Some firms are in a better position than others. “Here, all projects continue to be funded with the assumption that by the time they are ready for the market, the economy will be ready,” said one engineer.

With growing consensus that carbon emissions threaten the environment and the Obama administration’s push for a cap-andtrade system, many OEMs are positioning themselves as leaders in sustainability, even before new regulations materialize. More than one in four of our survey respondents said their company is currently involved in measuring and tracking its carbon footprint.

At those firms, the initiative for better carbon accounting may have come from corporate management (70%), employees (32%), customers (21%), or board members (12%). “We mostly burn coal to make electricity here,” said one reader. “We are pioneers in burning landfill gas and will do more of that, because methane is not as bad as CO2 in terms of global warming.”

Nearly 18% said their employer is in the planning or construction stage of installing alternative energy technologies such as solar, wind, or geothermal at their location, while 8% already have these types of installations in place. “A few key people really believe in it,” said one respondent. “Plus, we have a long history of social responsibility.”

More than one-third said they’ve encouraged their employer to adopt eco-friendly policies in the workplace, mostly by making suggestions to management or other employees on specific ecofriendly changes at work. But 12% have taken on a more active role by joining a group at work to try to influence company environmental practices.

Most (53%) told us their organization is designing or planning to design products that are more eco-friendly. These initiatives are being driven by customer interest (58%), marketing advantages (50%), power savings (44%), government regulations (42%), and competitive pressures (34%). Most respondents also claimed that any potential employer’s environmental practices would be somewhat or very important to them in choosing their next job.

Not all engineering professionals are in step with the green movement. “In general, most so-called ‘eco-friendly’ ventures are wasteful of resources and are based on highly unsound science,” one respondent grumbled. “Global warming is a myth, a hoax, an irrational fear designed by its most ardent advocates to destroy industrial society. I oppose all such practices. However, power conservation is a genuine cost-saver for the company and its customers, so I support that.”

While current conditions may look grim, engineers have little choice but to grin and bear it. Younger professionals probably have too much invested in their educations to bail on the field now, and they have plenty of years ahead to make up for the present lean ones. Older professionals are typically too far into their careers to make a major change, so they too have to play the cards they’ve been dealt as well as they can.

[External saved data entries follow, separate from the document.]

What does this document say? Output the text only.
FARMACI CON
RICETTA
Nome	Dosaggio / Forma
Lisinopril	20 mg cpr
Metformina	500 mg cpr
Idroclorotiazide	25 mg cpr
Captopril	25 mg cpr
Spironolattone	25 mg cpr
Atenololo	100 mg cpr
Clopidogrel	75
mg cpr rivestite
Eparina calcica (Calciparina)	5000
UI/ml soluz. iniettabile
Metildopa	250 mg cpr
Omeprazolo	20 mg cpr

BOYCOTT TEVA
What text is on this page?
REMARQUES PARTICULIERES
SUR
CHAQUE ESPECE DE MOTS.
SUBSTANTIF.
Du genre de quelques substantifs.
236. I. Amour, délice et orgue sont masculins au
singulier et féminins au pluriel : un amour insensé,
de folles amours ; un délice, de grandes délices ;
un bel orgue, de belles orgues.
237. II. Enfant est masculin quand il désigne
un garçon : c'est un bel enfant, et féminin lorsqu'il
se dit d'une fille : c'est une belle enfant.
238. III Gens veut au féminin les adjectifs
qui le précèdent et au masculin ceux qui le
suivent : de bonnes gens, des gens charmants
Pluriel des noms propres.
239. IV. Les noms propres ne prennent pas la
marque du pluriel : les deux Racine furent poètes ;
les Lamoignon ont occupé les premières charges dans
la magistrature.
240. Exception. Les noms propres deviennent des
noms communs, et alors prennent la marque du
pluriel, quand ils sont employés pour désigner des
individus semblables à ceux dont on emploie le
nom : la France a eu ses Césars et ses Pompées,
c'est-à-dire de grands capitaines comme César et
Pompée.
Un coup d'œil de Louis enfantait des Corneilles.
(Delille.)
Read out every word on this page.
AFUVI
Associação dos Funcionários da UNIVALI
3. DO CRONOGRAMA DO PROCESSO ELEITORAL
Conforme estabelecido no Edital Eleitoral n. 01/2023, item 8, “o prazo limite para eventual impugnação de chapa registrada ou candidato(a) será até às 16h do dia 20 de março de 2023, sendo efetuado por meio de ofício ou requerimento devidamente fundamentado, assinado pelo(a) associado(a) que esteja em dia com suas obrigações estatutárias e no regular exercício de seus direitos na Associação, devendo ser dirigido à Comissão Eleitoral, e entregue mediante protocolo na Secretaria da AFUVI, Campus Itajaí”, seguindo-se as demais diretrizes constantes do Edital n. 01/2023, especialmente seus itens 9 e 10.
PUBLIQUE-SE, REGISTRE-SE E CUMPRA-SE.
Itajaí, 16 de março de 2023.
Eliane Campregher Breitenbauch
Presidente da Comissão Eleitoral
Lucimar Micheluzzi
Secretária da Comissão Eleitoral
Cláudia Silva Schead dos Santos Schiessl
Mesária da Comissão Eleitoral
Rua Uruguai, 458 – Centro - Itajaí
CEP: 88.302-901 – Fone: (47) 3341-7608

To cope, engineers have to remain diligent about keeping themselves as marketable as possible. They may even have to become more intense about this by further cultivating their expertise and spending a little more time scouting new opportunities. After all, many will admit to having become complacent during the highgrowth years early in the decade.

At the same time, engineering professionals may also have to consider the kinds of lifestyle changes that many others are embracing during a period of diminished expectations. These include reduced dependency on credit and home equity, as well as a more conservative approach to household expenses.

If and when a better employment picture becomes part of the turnaround, those that have exercised such diligence will be better positioned to take advantage of it. On the other hand, if such a turnaround is slow to manifest, engineers can still take solace in the fact that their profession is healthier than many others—and that its intangible rewards remain significant.

Either way, the global economy will continue to depend on a diverse range of engineering disciplines for the foreseeable future. However events unfold over the next decade, some company somewhere will always need someone to come up with a way to make something that works a little better, can be made a little cheaper, and will meet the needs of a few more customers. And that is ultimately the best job security there is.